Lange gehe ich immer an der Nordseite des Grates, präge mir eine Eisrippe, die vom Grat in die Nordflanke herunterzieht, genau ein, um bei einem Rückzug bei schlechter Sicht keine Probleme zu haben. Immer wieder Felsrinnen querend, mache ich unter einem Turm kurz halt, und ich traue meinen Augen nicht, als ich weit hinter mir Willi und Lutz nun doch nachkommen sehe. Zuerst spüre ich Freude, nicht mehr allein zu sein, aber das aufkommende Schlechtwetter läßt kein längeres Warten zu. Vor mir sehe ich schon die Felsen der „Birnenroute“ und ich weiß, daß der Gipfel nicht mehr weit sein kann, bin ich doch schon fast 3 Stunden auf dem Gipfelgrat unterwegs. Das Wetter ist inzwischen ganz schlecht geworden, nur durch Wolkenlöcher kann ich vor mir eine Schneekuppe ausnehmen. Vorsichtig taste ich im dichten Schneetreiben zum HÖCHSTEN PUNKT !!

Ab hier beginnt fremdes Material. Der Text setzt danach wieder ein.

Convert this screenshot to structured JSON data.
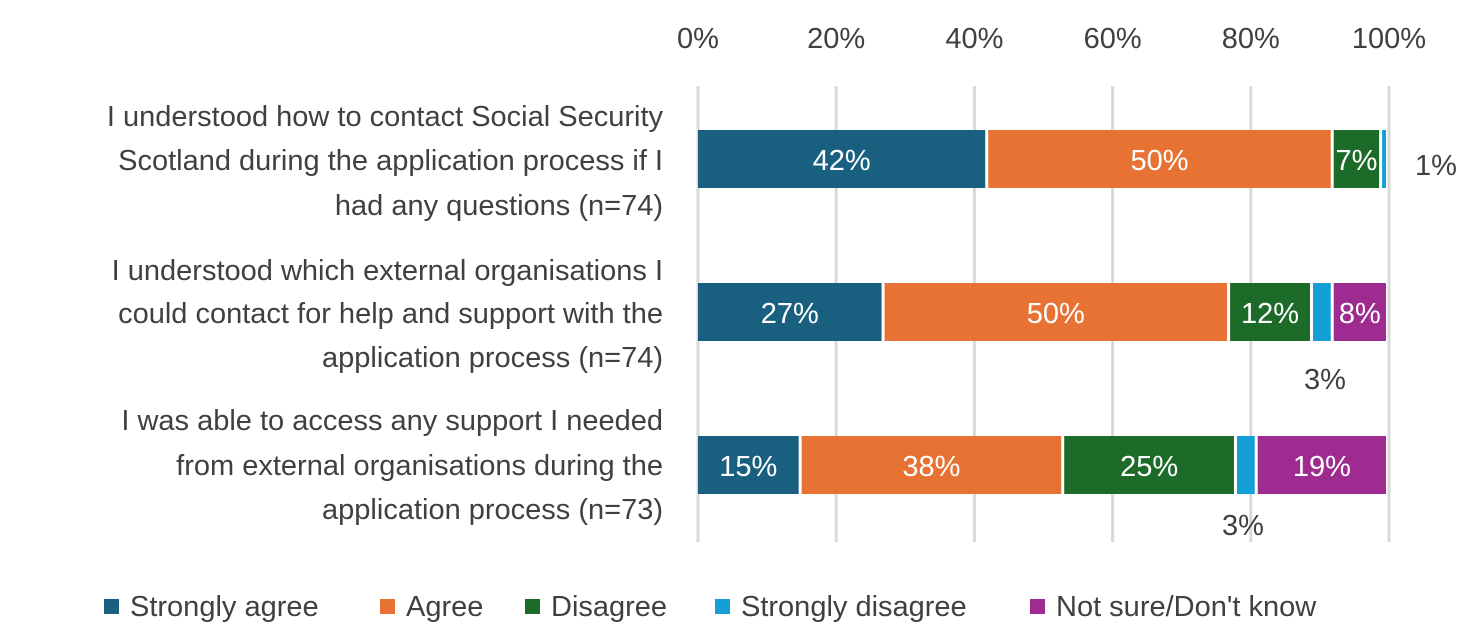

Inzwischen sind Willi und Lutz nachgekommen. Sie bleiben einige Schritt unter mir stehen, machen noch gleich eine Gipfelaufnahme. Wir umarmen uns, überglücklich, so etwas erleben zu dürfen und machen uns gleich zum Abstieg bereit.
Der aufkommende Sturm läßt uns kaum unsere Aufstiegsspuren erkennen, jeder geht sein Tempo, bis wir zum Beginn der Eisrippe kommen. Von dort geht der Abstieg weiter über die Gratfelsen zur Nordflanke. Ich steige in der Nähe der Felsen abwärts und erreiche die lange Querung hinaus zum Nordost-Grat zu unserem Lager, das ich noch vor Einbruch der Dunkelheit erreichen kann. Müde und abgespannt warte ich noch auf meine beiden Freunde, die bei vollkommener Dunkelheit das Zelt erreichen.
Willi hat sich beim Abstieg die Hände und Zehen erfroren und ist in schlechter Verfassung. Lutz verabreicht ihm einige Tabletten. Ich koche noch mit der letzten Gaskartusche ein wenig Flüssigkeit. Das Wetter ist inzwischen ganz schlecht geworden und der Sturm reißt wieder an unserem Zelt.
Am nächsten Tag ist das Wetter immer noch sehr schlecht. Willi will nicht mehr aus dem Zelt und nur durch gutes Zureden können wir ihn überreden, mit uns Lager IV zu verlassen. Jeder geht in seinem Rhythmus und so passieren wir Lager III und treffen weiter in Lager II ein. Dort befinden sich jedoch keine Zelte mehr, und so legen wir noch mit letzten Kräften den Weg ins Lager I zurück.
Peter, Klaus und einige Träger empfangen uns herzlich. Bei der ausgezeichneten Küche von Klaus lassen wir uns im Zelt verwöhnen und können es kaum glauben, daß wir nun alle Strapazen überstanden haben.
Der Weg ins Basislager ist uns sehr gut bekannt und bereitet uns keine Schwierigkeiten mehr. Auch dort empfangen uns die Expeditionsteilnehmer und Sherpas mit großer Freude und zusammen feiern wir den Erfolg, der ja nicht nur von uns, sondern von der Zusammenarbeit der ganzen Mannschaft abhängig war.
Mein alter Wunschtraum, einmal auf einen Achttausender zu stehen, war in Erfüllung gegangen.